As tragédias de Shakespeare abordam temas universais como ambição, vingança, amor, loucura e destino, retratando personagens que confrontam suas próprias falhas morais e forças externas perversas, as quais conduzem à queda do herói — geralmente nobre — em um ciclo de sofrimento que, ao final, culmina em morte ou ruína. As tragédias também lidam com o conflito entre destino e livre-arbítrio. Em muitas de suas peças, o personagem parece estar submetido a forças externas ou divinas, como no caso dos presságios em Macbeth ou do destino trágico de Romeu e Julieta. No entanto, essas forças externas interagem com as escolhas e ações dos personagens, o que levanta a questão: o destino é realmente inevitável ou a própria ruína é consequência das escolhas pessoais? Isso sugere uma integração entre destino e livre-arbítrio, na qual o futuro trágico é tanto predito quanto causado pelas próprias decisões dos personagens. Por exemplo, a dualidade entre amor e ódio em peças como Romeu e Julieta e Antônio e Cleópatra é idealizada e está entrelaçada com o conflito. Essa mistura cria uma tensão destrutiva, pois o amor, muitas vezes, leva à morte tanto dos próprios personagens quanto daqueles ao seu redor. Em Otelo, o amor de Otelo por Desdêmona é corrompido pela insegurança e pelo ciúme — sentimentos que o levam a cometer o assassinato da esposa.
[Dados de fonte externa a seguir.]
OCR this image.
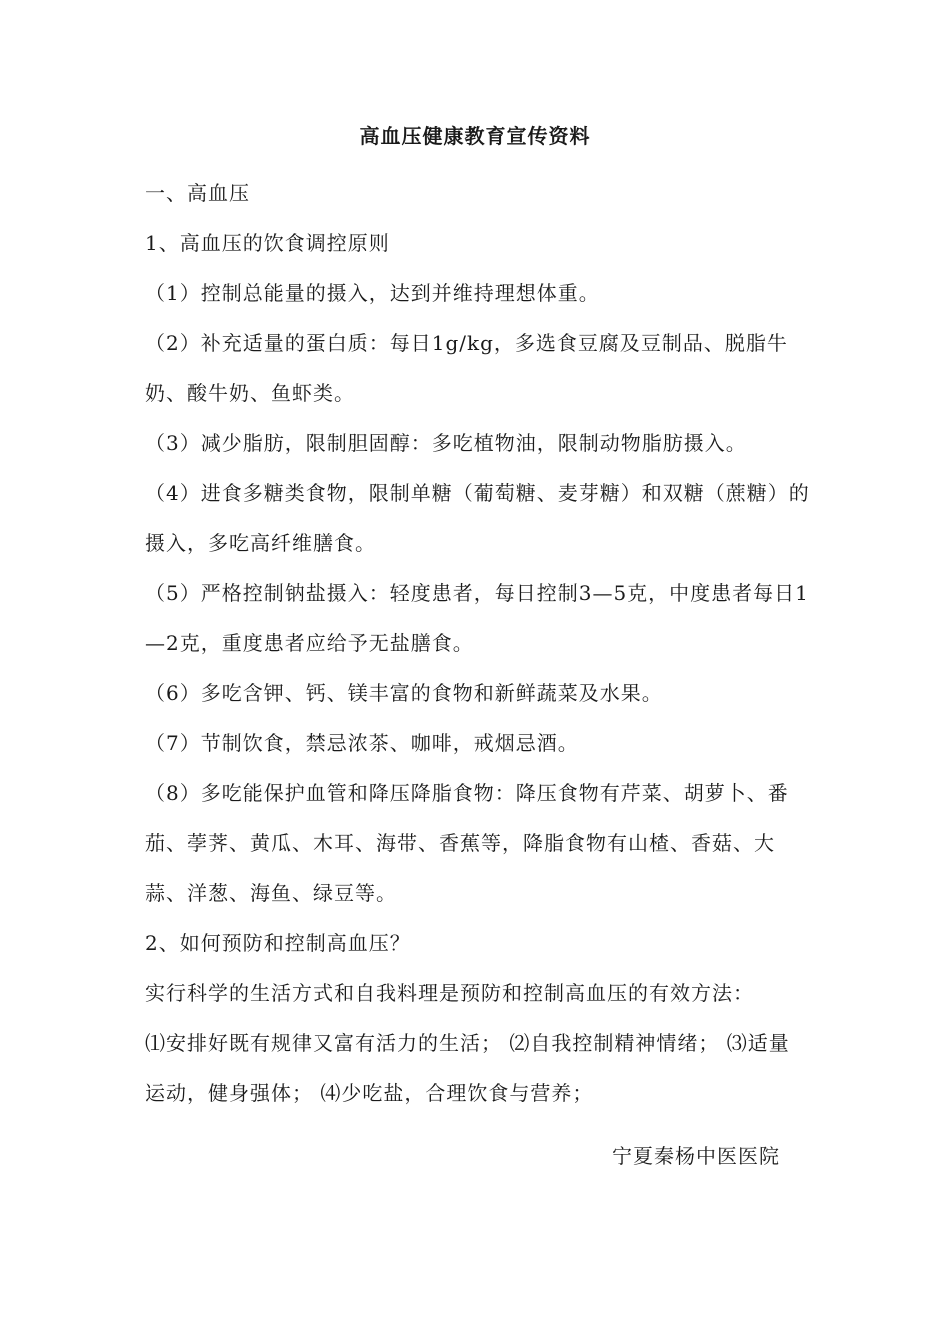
高血压健康教育宣传资料

一、高血压

1、高血压的饮食调控原则

（1）控制总能量的摄入，达到并维持理想体重。

（2）补充适量的蛋白质：每日1g/kg，多选食豆腐及豆制品、脱脂牛奶、酸牛奶、鱼虾类。

（3）减少脂肪，限制胆固醇：多吃植物油，限制动物脂肪摄入。

（4）进食多糖类食物，限制单糖（葡萄糖、麦芽糖）和双糖（蔗糖）的摄入，多吃高纤维膳食。

（5）严格控制钠盐摄入：轻度患者，每日控制3—5克，中度患者每日1—2克，重度患者应给予无盐膳食。

（6）多吃含钾、钙、镁丰富的食物和新鲜蔬菜及水果。

（7）节制饮食，禁忌浓茶、咖啡，戒烟忌酒。

（8）多吃能保护血管和降压降脂食物：降压食物有芹菜、胡萝卜、番茄、荸荠、黄瓜、木耳、海带、香蕉等，降脂食物有山楂、香菇、大蒜、洋葱、海鱼、绿豆等。

2、如何预防和控制高血压？

实行科学的生活方式和自我料理是预防和控制高血压的有效方法：

⑴安排好既有规律又富有活力的生活； ⑵自我控制精神情绪； ⑶适量运动，健身强体； ⑷少吃盐，合理饮食与营养；

宁夏秦杨中医医院
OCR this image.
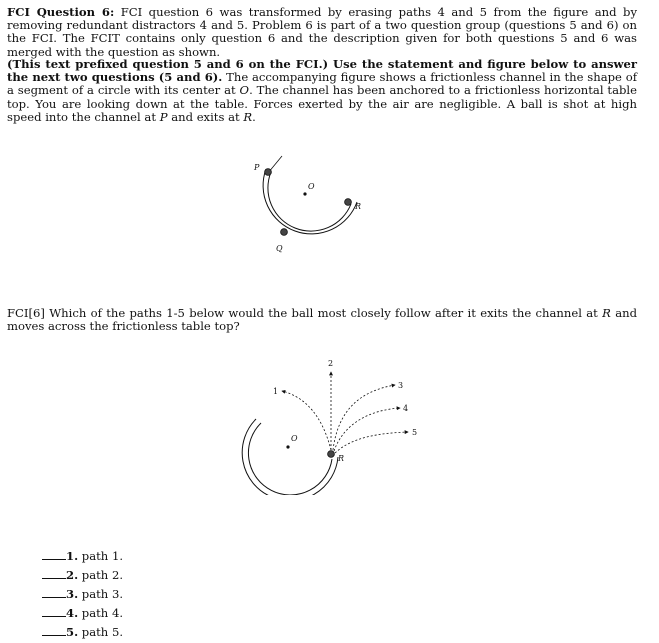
FCI Question 6: FCI question 6 was transformed by erasing paths 4 and 5 from the figure and by removing redundant distractors 4 and 5. Problem 6 is part of a two question group (questions 5 and 6) on the FCI. The FCIT contains only question 6 and the description given for both questions 5 and 6 was merged with the question as shown.
(This text prefixed question 5 and 6 on the FCI.) Use the statement and figure below to answer the next two questions (5 and 6). The accompanying figure shows a frictionless channel in the shape of a segment of a circle with its center at O. The channel has been anchored to a frictionless horizontal table top. You are looking down at the table. Forces exerted by the air are negligible. A ball is shot at high speed into the channel at P and exits at R.
P
O
R
Q
FCI[6] Which of the paths 1-5 below would the ball most closely follow after it exits the channel at R and moves across the frictionless table top?
O
R
1
2
3
4
5
1. path 1.
2. path 2.
3. path 3.
4. path 4.
5. path 5.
As obras de Shakespeare, especialmente Hamlet, abordam temas filosóficos relacionados ao medo, à morte, à moralidade e à condição humana, destacando o sofrimento existencial. O monólogo “Ser ou não ser” exemplifica esse conflito. Suas tragédias provocam uma catarse no público, que sente compaixão e medo ao se identificar com os personagens e suas falhas morais. Essa empatia — emoção que Aristóteles chamou de catharsis — é uma das grandes contribuições de Shakespeare à literatura mundial.